2. "Invite them to decide to believe in Christ and become Christians."
3. "If they decide positively, welcome them into the church and its fellowship."
1. "You first establish community with people, or bring them into the fellowship of your community of faith."
2. "Within fellowship, you engage in conversation, ministry, prayer, and worship."
3. "In time, as they discover that they now believe, you invite them to commit."
Roman Model Celtic Model
Decision Ministry and Conversations
Fellowship Belief, Invitation to Commitment
Hunter also points out that most people today come to faith in Christ gradually (Celtic way), rather than suddenly (Roman way). I think he's right. Let me be clear: I am not saying that justification does not happen at a particular point of time. But we may not know precisely when that moment takes place. Normally, I think conversion is experienced as more of a process. We look back and say, "My, have I changed. Of course, I believe in Jesus." I would argue that often our "points of justification" practicing the Roman model are artificial and arbitrary, reflecting our methods more than reality. This leads to a host of problems. We share the gospel message and encourage someone to make a sudden, rushed decision. And we wonder why the person doesn't "stick." This leads either to an unregenerate church or to scores of people who have false assurance outside of our doors.
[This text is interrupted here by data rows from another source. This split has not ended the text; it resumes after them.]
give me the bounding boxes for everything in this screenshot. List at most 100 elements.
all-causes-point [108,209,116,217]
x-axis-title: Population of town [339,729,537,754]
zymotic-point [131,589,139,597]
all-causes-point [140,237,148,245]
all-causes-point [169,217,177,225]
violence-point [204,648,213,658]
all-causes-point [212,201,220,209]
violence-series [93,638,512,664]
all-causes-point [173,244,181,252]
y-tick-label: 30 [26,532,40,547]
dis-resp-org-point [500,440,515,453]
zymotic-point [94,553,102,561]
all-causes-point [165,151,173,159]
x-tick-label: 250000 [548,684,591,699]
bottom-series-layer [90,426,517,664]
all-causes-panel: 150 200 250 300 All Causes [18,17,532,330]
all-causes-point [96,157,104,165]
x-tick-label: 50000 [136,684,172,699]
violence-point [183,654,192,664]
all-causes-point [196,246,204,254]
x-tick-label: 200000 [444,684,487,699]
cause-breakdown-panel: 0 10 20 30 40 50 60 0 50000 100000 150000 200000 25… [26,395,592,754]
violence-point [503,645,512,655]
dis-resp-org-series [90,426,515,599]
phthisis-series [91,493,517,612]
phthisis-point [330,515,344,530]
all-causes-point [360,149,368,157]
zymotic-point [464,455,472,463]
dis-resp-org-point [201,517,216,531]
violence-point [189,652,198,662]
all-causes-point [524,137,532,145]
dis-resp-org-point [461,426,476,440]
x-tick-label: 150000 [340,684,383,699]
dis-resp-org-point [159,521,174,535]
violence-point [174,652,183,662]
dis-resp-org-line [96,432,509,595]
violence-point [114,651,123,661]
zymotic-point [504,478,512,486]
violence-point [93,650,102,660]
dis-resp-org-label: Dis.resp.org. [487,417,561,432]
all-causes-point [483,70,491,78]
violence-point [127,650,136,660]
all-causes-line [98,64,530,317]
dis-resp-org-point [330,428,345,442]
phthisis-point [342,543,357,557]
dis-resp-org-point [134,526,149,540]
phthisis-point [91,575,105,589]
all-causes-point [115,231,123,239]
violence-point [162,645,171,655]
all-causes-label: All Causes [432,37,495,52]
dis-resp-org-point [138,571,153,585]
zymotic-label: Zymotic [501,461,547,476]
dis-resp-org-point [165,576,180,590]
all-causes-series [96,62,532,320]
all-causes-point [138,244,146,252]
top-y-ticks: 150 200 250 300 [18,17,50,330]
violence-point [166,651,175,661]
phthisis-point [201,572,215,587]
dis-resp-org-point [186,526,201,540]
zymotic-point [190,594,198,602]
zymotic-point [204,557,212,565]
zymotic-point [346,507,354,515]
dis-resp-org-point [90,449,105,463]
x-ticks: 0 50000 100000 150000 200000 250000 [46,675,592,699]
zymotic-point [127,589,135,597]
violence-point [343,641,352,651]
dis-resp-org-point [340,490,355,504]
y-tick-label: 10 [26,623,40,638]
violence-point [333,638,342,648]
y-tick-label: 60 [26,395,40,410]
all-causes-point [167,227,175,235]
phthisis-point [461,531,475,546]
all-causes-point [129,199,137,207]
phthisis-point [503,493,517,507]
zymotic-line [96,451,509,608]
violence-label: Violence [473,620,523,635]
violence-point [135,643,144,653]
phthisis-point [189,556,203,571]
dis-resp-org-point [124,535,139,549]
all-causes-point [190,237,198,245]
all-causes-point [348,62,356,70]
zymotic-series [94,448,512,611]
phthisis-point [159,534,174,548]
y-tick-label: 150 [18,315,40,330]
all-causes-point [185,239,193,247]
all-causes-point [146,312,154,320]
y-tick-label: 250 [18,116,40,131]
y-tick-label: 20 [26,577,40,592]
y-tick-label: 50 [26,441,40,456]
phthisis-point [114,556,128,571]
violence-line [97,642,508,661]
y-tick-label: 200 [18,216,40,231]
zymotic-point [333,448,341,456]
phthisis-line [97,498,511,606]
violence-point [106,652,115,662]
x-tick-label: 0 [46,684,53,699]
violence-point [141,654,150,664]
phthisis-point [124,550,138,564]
Here is my approach to evangelism, which I know is quite controversial. It certainly doesn't result in impressive statistics. I never pray a prayer with anyone and declare him or her saved. I rather share the gospel, and study Scripture with someone over an extended period of time, encouraging the person to trust in Christ, and praying that God would draw the person to Himself. Then, as I see the person repenting of sin and trusting in Jesus, as well as rightly articulating the basics of the gospel, I then encourage the person to be baptized.
All the time, I am encouraging that person to be a part of Christian community, as Hunter recommends. Seeing the faith lived out in front of the person is a a powerful apologetic. That skeptic can join in on Bible studies, times of prayer, fellowship activities, etc., which can have a gradual, powerful impact. We can't expect the person to figure it all out before coming into the church. Rather, we make our Community Groups and other events safe places where he or she can ask lots of questions and explore Christianity alongside of us. Membership is taken quite seriously-- it's difficult to join. But it's incredibly easy to hang out with that community, seeing what the faith is all about. I am delighted to see a return to these ancient, Celtic ways. God has used the "Roman" method, for sure. But it seems that the potential for harm in that approach is great.